Supporting Rough and Tumble Play
All children play through different ways. (Please see link at bottom of page for a great booklet explaining the different play types.) At ACE we understand that rough and tumble play is a natural part of children’s learning and should be supported as opposed to being taken away. Through this type of play children can gain an understanding of boundaries they, and others have, gain compassion, and understanding of other’s feelings and their own, as well as self-control, being able to recognise when things may get out of hand and stopping.
At ACE Club, we never expect or plan for this type of plan, but understand it’s an important part of children’s development and well-being, supporting in a safe and constructive manner.
When children want to engage in this type of play, it is harder to try and stop it, then it is to let children participate in it. Without the ability to experience rough and tumble, it is more likely children will practice this when there are no adults around to stop them and with little understanding of how to do it safely. (e.g: parks) This therefore creates a potentially dangerous situation. This is why, when children show a preference for this type of play at ACE, we as playworkers are all trained in how to deal, support and guide it, so it stays safe and fun.

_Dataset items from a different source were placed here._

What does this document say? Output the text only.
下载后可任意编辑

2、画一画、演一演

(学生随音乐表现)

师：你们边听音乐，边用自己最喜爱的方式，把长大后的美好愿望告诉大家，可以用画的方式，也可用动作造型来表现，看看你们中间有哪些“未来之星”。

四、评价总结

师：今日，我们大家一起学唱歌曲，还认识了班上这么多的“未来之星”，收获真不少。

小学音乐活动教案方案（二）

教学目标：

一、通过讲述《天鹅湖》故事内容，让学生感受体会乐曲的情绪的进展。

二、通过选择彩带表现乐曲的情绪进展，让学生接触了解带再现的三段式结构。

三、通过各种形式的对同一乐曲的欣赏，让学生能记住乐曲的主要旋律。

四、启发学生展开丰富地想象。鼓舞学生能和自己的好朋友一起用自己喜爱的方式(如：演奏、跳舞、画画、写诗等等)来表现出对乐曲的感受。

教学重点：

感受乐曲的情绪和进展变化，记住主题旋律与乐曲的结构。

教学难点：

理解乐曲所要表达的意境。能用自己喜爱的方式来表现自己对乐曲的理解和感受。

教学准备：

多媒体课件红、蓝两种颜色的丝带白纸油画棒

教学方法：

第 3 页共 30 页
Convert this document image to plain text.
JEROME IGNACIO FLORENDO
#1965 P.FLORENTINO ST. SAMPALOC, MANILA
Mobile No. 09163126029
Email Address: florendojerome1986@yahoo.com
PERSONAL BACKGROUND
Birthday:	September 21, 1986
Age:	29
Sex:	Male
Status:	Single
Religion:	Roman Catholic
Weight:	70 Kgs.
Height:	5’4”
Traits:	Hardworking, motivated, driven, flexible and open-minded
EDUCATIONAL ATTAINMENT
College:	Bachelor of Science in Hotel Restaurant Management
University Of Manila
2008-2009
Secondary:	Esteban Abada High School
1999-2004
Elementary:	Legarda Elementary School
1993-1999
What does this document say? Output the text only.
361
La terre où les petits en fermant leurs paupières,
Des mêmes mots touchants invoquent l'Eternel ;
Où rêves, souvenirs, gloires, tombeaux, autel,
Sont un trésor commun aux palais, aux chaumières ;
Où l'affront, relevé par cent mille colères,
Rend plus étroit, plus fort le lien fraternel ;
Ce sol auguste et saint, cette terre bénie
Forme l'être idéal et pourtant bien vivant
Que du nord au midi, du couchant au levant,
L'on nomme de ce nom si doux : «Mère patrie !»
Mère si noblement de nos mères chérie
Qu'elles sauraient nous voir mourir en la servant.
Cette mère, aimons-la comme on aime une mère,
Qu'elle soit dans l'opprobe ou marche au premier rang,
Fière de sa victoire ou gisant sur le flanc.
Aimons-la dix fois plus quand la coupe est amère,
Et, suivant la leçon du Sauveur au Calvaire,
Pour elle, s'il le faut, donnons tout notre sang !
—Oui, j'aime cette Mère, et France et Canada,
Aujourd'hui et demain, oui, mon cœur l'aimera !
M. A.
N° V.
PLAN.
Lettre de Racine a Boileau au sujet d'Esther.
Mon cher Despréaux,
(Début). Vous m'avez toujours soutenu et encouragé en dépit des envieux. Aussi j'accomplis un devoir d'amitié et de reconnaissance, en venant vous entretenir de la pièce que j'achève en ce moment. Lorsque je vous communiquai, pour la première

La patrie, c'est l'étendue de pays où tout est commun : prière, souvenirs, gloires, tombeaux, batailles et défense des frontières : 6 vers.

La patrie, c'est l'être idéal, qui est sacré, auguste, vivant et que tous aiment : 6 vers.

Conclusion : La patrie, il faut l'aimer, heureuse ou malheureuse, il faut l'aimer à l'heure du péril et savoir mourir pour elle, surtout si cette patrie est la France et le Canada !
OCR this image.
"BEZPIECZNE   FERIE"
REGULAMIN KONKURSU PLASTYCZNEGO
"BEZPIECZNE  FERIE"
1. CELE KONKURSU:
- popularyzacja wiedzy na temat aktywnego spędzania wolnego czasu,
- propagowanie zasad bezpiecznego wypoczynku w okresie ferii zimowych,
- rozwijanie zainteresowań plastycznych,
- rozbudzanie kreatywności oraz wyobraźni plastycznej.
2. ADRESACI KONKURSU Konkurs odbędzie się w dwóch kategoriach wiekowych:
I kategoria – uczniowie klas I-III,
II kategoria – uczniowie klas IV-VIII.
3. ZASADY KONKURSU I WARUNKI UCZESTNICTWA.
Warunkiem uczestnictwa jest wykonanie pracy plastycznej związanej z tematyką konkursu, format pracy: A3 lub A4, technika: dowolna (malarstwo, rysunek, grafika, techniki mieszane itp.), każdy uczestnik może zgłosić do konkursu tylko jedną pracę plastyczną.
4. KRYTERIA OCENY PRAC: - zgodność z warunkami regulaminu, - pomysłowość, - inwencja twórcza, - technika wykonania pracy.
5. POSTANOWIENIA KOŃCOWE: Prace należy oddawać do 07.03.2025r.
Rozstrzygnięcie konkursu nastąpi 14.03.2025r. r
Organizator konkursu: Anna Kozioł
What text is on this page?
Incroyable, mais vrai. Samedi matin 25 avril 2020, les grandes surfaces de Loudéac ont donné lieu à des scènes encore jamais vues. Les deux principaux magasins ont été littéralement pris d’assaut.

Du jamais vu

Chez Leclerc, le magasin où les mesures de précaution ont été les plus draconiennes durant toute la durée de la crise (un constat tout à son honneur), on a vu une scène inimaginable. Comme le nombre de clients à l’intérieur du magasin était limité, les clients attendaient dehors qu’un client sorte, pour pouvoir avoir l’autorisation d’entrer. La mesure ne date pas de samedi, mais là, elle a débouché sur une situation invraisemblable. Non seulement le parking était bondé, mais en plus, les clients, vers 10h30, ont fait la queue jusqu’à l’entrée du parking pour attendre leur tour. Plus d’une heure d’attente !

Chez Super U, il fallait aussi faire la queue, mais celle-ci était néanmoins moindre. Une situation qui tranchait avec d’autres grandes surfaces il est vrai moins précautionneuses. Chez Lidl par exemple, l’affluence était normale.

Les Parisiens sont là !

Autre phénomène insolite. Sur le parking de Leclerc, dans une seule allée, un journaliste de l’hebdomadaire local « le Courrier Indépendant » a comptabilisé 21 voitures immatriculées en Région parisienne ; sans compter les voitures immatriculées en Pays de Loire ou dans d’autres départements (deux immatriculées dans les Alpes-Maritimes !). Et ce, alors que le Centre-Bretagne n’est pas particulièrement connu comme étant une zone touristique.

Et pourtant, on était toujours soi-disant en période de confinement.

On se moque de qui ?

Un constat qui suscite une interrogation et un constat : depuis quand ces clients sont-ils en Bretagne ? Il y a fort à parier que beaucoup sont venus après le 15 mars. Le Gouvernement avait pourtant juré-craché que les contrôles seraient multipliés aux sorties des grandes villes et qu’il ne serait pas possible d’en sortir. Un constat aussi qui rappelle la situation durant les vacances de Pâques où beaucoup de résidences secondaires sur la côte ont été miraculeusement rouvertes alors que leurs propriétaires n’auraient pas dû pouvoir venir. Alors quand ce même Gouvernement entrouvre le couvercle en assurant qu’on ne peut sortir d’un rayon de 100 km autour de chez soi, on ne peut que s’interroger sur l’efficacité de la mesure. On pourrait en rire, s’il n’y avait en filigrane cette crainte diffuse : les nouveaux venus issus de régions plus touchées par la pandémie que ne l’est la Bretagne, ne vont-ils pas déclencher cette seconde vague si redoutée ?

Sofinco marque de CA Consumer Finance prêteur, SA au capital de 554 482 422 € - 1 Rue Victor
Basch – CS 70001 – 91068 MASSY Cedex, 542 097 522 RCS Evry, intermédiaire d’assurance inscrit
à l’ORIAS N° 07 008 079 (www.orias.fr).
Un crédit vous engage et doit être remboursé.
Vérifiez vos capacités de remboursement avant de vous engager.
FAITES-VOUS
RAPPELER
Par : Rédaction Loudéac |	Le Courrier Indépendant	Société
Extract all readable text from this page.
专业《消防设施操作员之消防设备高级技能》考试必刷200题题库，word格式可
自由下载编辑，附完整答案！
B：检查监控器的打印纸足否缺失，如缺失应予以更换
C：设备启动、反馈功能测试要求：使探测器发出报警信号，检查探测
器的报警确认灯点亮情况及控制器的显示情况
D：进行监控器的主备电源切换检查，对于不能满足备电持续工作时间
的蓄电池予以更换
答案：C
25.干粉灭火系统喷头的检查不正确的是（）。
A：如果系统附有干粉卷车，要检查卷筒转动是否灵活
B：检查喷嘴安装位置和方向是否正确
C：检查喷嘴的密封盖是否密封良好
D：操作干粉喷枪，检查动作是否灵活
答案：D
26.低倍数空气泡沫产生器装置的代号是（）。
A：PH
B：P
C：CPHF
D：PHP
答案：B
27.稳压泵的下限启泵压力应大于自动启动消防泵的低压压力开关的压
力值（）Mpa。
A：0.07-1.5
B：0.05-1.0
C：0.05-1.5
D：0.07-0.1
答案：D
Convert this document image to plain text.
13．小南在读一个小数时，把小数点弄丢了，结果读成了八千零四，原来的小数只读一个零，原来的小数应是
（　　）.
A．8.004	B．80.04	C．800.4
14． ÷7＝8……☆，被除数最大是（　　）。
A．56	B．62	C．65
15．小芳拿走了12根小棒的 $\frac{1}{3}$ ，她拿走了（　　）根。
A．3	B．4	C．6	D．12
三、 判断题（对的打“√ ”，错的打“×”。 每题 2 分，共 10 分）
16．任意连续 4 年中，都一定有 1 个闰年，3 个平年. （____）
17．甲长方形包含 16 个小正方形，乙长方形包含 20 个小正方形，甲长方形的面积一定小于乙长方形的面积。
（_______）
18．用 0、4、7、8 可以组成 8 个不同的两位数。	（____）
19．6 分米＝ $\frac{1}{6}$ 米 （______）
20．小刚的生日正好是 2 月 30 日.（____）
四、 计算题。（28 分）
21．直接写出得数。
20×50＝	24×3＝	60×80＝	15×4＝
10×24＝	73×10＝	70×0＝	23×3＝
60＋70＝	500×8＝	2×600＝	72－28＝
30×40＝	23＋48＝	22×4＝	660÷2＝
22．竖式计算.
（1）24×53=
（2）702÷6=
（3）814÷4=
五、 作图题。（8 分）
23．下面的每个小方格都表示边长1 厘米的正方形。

We have 3 main rules we stick to when dealing with this play, these are..
- 1) Children have to set clear rules to the game before beginning.
- 2) Children must have a clear purpose to the game and that this does not involve the hurting of others.
- 3) It is always adult supervised, normally carried out for a limited time. Enough that the children get fulfilment, but it stays controlled. (Normally around 20/30 minutes.)
Usually, we see these games carried out through strength testing games (e.g: arm wrestling or tug of war styles games) Whereby the children’s purpose is to see who is strongest. But it is also through simpler games, like tackling in football or chasing games such as superheroes or cops and robbers.
It is important to note that we will never let the children do anything that may intentionally hurt, involve physical fighting or be potentially dangerous to them!